Campaigners praise signs Catholic Church is beginning to show 'respect,' but warn much work is ahead to achieve equality

Tom Barnes
Wednesday 20 June 2018 16:56 BST
Pope Francis has made several statements during his papacy to suggest he is accepting of LGBT people
Pope Francis has made several statements during his papacy to suggest he is accepting of LGBT people

The Vatican has recognised the term “LGBT” by using it in one of its official documents for the first time.

A paper examining the Catholic Church’s relationship with young people, published on Tuesday, said “some LGBT youth” were looking to “benefit from greater closeness and experience greater care by the church.”

The use of the term appears to mark a significant change in the Vatican’s attitude towards gay Catholics, which it has previously described as people with “homosexual inclinations” and “homosexuals.”

Grancis DeBernardo, executive director of the New Ways Ministry, which advocates equality for LGBT Catholics, welcomed the move, but said it did little to solve inequalities within the church.

“This change in language signals that church officials are beginning to understand that they have to treat LGBT people with simple respect by referring to them with more accurate terms,” he said in a statement.

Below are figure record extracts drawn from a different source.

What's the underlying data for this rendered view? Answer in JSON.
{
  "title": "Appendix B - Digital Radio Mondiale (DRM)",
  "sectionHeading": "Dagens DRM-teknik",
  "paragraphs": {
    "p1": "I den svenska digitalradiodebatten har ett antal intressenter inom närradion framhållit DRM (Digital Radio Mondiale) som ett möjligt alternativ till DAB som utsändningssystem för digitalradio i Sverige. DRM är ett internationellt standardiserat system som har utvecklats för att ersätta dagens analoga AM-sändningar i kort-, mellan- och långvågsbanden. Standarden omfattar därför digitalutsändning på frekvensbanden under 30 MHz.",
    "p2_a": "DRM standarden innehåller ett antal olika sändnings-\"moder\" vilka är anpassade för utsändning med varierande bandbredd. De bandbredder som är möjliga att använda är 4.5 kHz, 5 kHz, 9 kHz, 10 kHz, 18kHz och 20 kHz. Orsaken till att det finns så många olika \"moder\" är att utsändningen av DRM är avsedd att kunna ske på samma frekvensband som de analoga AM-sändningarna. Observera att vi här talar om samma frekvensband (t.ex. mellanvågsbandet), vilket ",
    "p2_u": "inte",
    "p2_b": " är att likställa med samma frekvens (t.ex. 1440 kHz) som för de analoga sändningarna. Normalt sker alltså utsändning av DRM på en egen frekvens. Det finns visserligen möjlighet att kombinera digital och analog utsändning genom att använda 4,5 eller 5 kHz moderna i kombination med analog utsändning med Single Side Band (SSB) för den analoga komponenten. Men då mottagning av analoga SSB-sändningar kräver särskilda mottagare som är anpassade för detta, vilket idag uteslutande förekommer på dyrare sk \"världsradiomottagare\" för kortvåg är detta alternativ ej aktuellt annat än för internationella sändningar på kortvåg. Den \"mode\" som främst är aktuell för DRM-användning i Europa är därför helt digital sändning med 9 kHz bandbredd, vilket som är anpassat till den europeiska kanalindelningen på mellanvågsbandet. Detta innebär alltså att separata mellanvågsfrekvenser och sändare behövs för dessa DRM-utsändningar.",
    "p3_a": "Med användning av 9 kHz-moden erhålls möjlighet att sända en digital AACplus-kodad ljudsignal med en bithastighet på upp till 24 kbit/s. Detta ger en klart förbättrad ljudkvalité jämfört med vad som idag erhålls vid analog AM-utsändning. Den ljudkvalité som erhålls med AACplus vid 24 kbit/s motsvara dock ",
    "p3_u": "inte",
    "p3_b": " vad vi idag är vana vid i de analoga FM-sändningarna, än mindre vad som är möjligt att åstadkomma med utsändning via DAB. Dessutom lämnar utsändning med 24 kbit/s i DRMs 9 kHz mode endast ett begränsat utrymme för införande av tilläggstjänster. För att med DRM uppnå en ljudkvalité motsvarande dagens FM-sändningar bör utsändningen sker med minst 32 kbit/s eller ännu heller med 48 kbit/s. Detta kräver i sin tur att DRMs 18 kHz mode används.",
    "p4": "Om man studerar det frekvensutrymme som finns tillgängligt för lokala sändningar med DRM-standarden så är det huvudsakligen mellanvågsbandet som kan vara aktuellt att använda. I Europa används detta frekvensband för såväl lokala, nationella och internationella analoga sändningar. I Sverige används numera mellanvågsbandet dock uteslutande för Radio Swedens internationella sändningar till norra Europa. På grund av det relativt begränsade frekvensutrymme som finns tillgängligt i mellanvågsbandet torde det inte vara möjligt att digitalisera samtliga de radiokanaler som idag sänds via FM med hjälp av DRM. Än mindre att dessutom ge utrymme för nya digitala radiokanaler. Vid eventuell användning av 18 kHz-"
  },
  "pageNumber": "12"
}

“While these developments are welcome changes in the church’s style of discourse, it must be noted that there is nothing in the new document which indicates that the Vatican is, as yet, willing to entertain changes in church policy on LGBT issues.

“The furthest they have gone is to indicate a willingness to work towards being ‘a community open and welcoming towards all’.

“This pastoral approach is important, but the church’s outreach cannot end there.”

The document, known as an instrumentum laboris, was released ahead of the General Assembly of the Synod of Bishops, due to take place in October to discuss young people.

The report acknowledged the church’s traditional teachings on issues such as homosexuality, were “unpopular” among younger generations.

It also conceded the question of sexuality within the Catholic world needed to be discussed “more openly and without prejudice.”

“The Synod’s primary aim is to make the whole church aware of her important and not at all optional task of accompanying every young person, without exclusion, towards the joy of love,” Cardinal Lorenzo Baldisseri said at a press conference to introduce the document on Tuesday.

Despite the fact gay sex is still considered a sin by the Catholic Church, Pope Francis has made several statements suggesting he is accepting of LGBT people.

In 2013, he became the first pontiff to use the word “gay” when discussing sexuality, later telling reporters he was not in a position to judge a gay person who seeks god.

Last month, the Pope was reported to have told a gay man “God made you like this and loves you like this” and said his sexuality “did not matter”.